With so much great content being produced and distributed around the world, you might suppose that the life of a programme buyer or commissioner is an easy one. But the reality is that the job is as tough as it has ever been. In this week’s post, we explore the key challenges and opportunities facing buyers this year: five essential TV industry trends for 2020.
1. More co-production, distribution partnerships, innovative alliances
The rise of the Hollywood/Silicon Valley streamers, the inflated cost of talent and TV production, broadcaster/ studio consolidation, centralised group-buying strategies – everything suggests that securing access to quality content will be more challenging than ever in 2020, making collaboration one of the most important TV industry trends for 2020. This will notably mean an increased reliance on cross-border co-productions this year. This in turn will lead to more partnerships between channel buyers and distributors, since the latter are best placed to monitor trends in the global content market. Viaplay’s ownership of DRG is an example of this. Similarly, Viacom-owned Channel 5 has managed to boost its profile in scripted series through a partnership with All3Media International – with titles including Blood, Penance and All Creatures Great And Small. The pursuit of high-quality yet affordable content means buyers will increasingly find themselves sitting around the negotiating table with partners including talent agents, brands and investors. MGM Television, for example, has just sealed a partnership with management and production company 42 (Traitors, Wild Bill).

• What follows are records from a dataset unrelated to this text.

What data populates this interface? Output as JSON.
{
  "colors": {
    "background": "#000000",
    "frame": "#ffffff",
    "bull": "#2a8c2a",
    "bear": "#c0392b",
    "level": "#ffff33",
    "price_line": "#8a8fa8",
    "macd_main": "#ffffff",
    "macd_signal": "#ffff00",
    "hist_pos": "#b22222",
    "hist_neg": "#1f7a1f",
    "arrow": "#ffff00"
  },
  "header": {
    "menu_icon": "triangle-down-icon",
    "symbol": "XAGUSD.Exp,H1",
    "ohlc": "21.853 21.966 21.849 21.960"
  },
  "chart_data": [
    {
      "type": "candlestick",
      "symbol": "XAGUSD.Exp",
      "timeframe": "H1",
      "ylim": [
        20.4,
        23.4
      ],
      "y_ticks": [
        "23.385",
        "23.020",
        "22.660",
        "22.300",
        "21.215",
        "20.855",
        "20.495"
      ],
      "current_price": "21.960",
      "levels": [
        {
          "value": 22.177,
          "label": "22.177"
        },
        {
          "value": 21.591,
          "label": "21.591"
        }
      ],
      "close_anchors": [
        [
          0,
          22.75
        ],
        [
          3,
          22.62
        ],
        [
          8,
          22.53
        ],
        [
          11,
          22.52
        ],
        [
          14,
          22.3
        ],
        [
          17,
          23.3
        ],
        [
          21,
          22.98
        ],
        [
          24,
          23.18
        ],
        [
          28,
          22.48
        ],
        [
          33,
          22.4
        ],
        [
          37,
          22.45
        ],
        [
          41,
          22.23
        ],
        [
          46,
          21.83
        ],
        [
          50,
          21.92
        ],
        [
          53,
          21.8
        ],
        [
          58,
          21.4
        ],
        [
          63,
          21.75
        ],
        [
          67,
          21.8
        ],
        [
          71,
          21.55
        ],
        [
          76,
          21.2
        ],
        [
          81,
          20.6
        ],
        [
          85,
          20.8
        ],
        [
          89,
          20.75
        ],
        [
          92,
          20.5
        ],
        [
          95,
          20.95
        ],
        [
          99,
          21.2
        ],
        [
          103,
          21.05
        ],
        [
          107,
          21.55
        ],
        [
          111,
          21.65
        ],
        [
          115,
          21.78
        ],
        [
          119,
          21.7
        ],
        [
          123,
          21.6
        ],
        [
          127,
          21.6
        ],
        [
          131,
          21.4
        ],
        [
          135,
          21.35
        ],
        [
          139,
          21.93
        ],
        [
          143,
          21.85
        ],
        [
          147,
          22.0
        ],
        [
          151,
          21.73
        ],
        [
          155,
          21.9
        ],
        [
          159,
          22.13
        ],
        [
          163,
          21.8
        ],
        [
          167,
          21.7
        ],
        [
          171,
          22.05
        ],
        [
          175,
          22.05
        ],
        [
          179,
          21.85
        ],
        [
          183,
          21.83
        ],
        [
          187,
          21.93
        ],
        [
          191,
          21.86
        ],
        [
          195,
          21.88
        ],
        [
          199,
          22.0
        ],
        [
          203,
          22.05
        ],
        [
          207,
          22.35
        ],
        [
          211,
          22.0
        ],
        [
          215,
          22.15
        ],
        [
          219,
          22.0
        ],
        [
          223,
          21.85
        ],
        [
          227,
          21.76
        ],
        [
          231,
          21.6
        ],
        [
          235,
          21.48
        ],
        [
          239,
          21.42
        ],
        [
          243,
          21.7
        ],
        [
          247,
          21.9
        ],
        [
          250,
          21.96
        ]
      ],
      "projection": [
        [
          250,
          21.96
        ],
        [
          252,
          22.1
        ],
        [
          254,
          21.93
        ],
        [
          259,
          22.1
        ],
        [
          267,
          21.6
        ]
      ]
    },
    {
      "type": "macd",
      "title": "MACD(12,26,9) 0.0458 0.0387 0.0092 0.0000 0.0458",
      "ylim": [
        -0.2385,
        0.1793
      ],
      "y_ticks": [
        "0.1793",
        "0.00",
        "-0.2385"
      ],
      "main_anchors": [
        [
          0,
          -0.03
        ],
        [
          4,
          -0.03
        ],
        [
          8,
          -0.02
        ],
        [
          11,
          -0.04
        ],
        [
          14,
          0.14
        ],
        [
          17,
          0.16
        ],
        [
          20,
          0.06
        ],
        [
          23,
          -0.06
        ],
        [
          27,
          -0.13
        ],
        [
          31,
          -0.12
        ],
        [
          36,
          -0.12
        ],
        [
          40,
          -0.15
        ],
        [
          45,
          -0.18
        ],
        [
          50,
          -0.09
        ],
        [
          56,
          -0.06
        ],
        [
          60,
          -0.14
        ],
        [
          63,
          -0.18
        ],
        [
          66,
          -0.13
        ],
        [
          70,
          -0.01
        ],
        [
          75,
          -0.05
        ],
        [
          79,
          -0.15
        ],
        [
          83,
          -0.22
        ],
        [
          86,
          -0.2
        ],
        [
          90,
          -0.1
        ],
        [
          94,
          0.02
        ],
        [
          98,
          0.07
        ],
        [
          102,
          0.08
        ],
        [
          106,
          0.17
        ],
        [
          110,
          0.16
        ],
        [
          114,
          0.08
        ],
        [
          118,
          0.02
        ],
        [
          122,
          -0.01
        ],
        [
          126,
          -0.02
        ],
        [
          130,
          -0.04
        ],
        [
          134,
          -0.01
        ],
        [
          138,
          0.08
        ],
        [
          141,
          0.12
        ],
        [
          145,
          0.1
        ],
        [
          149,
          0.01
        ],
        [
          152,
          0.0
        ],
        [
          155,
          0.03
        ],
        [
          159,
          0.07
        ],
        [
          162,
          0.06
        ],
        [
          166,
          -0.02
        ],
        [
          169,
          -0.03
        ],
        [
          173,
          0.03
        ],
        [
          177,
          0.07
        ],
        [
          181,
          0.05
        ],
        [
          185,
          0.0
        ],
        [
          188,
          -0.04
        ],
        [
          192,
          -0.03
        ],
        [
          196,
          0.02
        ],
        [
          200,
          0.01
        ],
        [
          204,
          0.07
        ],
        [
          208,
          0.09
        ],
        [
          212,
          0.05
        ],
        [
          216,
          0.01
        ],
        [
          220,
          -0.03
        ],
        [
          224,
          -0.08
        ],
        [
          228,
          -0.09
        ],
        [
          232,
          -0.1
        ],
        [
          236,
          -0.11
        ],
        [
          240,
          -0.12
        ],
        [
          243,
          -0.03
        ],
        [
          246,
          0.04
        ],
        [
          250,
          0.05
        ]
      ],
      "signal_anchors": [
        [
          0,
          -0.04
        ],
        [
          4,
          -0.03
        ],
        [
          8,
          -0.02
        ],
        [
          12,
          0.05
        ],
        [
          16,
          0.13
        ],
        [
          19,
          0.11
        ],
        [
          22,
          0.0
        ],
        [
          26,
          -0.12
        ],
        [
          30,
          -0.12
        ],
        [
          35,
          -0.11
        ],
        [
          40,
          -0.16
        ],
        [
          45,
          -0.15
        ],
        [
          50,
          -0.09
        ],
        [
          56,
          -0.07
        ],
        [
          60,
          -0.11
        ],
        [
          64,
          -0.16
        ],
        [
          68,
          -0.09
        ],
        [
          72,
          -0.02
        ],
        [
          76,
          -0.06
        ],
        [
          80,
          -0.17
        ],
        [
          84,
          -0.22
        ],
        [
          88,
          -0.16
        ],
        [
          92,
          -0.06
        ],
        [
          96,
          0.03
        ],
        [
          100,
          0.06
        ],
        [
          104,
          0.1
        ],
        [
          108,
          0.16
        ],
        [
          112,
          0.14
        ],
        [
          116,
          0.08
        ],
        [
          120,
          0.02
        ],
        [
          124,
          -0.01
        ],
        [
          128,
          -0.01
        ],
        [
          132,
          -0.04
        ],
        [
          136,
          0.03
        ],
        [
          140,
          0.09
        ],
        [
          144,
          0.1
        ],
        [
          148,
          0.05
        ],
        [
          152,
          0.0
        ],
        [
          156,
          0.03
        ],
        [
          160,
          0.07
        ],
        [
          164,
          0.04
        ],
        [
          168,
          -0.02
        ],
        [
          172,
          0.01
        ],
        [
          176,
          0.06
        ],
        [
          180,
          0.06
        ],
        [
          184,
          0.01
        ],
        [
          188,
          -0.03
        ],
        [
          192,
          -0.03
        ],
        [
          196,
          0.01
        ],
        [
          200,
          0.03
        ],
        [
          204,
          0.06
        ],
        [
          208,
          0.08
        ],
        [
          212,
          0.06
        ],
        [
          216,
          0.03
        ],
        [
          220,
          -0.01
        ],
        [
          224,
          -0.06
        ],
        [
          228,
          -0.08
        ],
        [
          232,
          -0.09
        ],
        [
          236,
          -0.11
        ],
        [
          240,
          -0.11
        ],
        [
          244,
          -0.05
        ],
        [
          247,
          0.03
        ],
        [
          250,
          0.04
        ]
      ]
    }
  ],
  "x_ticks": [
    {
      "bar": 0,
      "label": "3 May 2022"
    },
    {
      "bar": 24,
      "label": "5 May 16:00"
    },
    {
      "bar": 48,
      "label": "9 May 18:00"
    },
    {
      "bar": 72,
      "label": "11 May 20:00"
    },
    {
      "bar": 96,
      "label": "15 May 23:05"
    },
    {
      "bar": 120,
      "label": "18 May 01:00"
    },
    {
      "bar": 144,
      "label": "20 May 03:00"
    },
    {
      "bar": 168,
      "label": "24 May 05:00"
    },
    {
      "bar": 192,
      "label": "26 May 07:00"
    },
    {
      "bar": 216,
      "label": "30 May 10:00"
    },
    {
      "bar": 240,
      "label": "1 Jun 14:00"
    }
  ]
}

2. More risk-taking – but with a safety net
Channels have always struggled to balance the importance of taking creative risks with the need to deliver IP that immediately connects with audiences. This challenge is tougher than ever in an on-demand world where new TV streaming services are appearing with frightening regularity and where capricious audiences have the flexibility to watch what they want when they want – and have usually decided whether or not to stick with a show before the credits finish rolling.
One solution is to take tried-and-tested subject matter and give writers and directors the freedom to reinvent it. This is what the BBC has done with its new adaptations of A Christmas Carol, adapted by Peaky Blinders’ Steven Knight; and Dracula, adapted by Sherlock’s Steven Moffat and Mark Gatiss. Another solution is to work with scripted formats, as this offers the opportunity to customise a proven production. Scripted formats are especially useful when it comes to exporting dramas from Asia to the West and vice versa – so expect more deals in 2020. The same is true for scripted shows that originate in Latin America and Israel.
3. Greater flexibility
Orthodox TV buying strategy tends to focus on securing long-running franchises that can be repeated regularly in clearly signposted schedule grids. Not only does this help amortise production cost but it alleviates the pressure to spend millions of dollars on marketing. These franchises, typically a commercial hour or half-hour in length, are still important to many traditional broadcasters. Audiences, however, are getting more used to varying content lengths via their streaming platforms and mobile devices. This shift in consumer behaviour may encourage more buyers to experiment with their programming grid – acquiring short-form content or atypical-length series. A willingness to shake up the schedule in this way may help attract young viewers back.
4. Unexpected opportunities
Buyers will need to be alert to unexpected opportunities as the new streamers come online. While streamers generally seek to hold on to all rights, agile acquisition teams may spot tactical opportunities to pick up some series in specific territories, or for short windows. For example, competition for subscribers may encourage some streamers to enter content partnerships with traditional broadcasters as a way of promoting their services – or partially recouping their original content investment. Strategies in this new disrupted media landscape can change quickly. In the UK, for example, AMC’s Fear The Walking Dead was initially positioned as an exclusive for BT TV. But in 2019, back series also started coming available on Channel 4 youth channel E4. For many viewers, this was their first chance to see the show. With this in mind, it’s worth keeping an eye on whether Netflix changes its strategy with regard to rights sharing and windowing. As Disney, Warner and Comcast start taking back licensed content from the SVOD platform for use on their own services – The Office and Friends, for example – Netflix may have to increase its volume of originals. And the best way to do that without worrying shareholders will be a pragmatic approach to co-production and distribution.
5. Turbo-charged marketing
Such is the volume of content in the TV market that it is easy for audiences to miss shows when they appear in their first window – even if they are of decent quality. This suggests there may be untapped value for buyers in second windows or non-exclusive windows. However, extracting this value will require buyers (supported by their networks) to cultivate a sophisticated programme-marketing strategy – probably via social/digital media. As TV industry trends for 2020 go, this is sure to be one to watch.